January 25, 2023 | 00:00
MANILA, Philippines — The government will borrow 200 billion pesos from the domestic debt market next month as interest rates continue to fall for short- and long-term securities.
In a memorandum to all eligible brokers in government securities issued yesterday, the Treasury Office said it would auction 15 billion pesos each in treasury bills for the three Mondays in February. The other will take place on January 30.
Short-term treasury bills will be offered at 5 billion pesos each with benchmark terms of 91, 182 and 364 days. The total treasury bills to be offered will be 60 billion pesos.
For long-term debt securities, the Treasury plans to raise 35 billion pesos each in treasury bills for three Tuesdays in February and one on January 31, for a total of 140 billion pesos.
The proposed T-bonds will have respective maturities of 13, 5, 3 and 10 years.
The February borrowing program is identical to the opening salvo of 200 billion pesos for 2023.
However, the January program was increased to 212.4 billion pesos as the Treasury decided to grant more following lower interest rates demanded by investors.
This month, the Treasury raised 58.4 billion pesos in treasury bonds and granted 154 billion pesos in treasury bonds.
Interest rates are expected to decline in 2023 as local and global inflation also declines.

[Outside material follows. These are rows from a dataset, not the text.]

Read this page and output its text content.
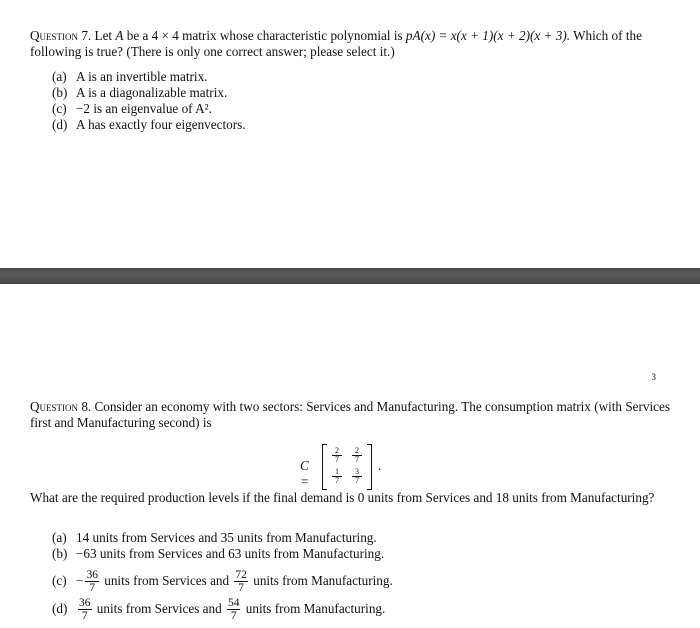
Question 7. Let A be a 4 × 4 matrix whose characteristic polynomial is pA(x) = x(x + 1)(x + 2)(x + 3). Which of the following is true? (There is only one correct answer; please select it.)
(a) A is an invertible matrix.
(b) A is a diagonalizable matrix.
(c) −2 is an eigenvalue of A².
(d) A has exactly four eigenvectors.
3
Question 8. Consider an economy with two sectors: Services and Manufacturing. The consumption matrix (with Services first and Manufacturing second) is
C =
2
7
2
7
1
7
3
7
.
What are the required production levels if the final demand is 0 units from Services and 18 units from Manufacturing?
(a) 14 units from Services and 35 units from Manufacturing.
(b) −63 units from Services and 63 units from Manufacturing.
$(c) - \frac{36}{7}$ units from Services and $\frac{72}{7}$ units from Manufacturing.
$(d) \frac{36}{7}$ units from Services and $\frac{54}{7}$ units from Manufacturing.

Last year, inflation stood at 5.8%, but is expected to ease in the coming months. The Cabinet-level Development Budget Coordinating Committee said inflation would moderate to 2.5-4.5% in 2023 as global oil prices begin to stabilize.
In yesterday’s latest auction for January, the Treasury fully allocated 35 billion pesos for the 10-year reissued treasury bills on offer with a remaining life of nine years and seven months.
10-year Treasury bonds averaged 5.913%, down 23.1 basis points from the BVAL benchmark rate of 6.144%, which is the norm for securities.
Rates went from a low of 5.749% to a high of just 5.99%. The average rate was also significantly lower than the coupon rate of 6.75% when the Treasury bills were first issued in September last year.
At that time, the Treasury also raised 35 billion pesos but the rates were higher at 6.703%.
Demand for the securities attracted P93.696 billion, oversubscribing the auction by 2.68 times.
Bids fell slightly by 6% from 99.311 billion pesos on the original issue date. It also slipped 30% week over week.
The latest offer has an expiration date of September 15, 2032.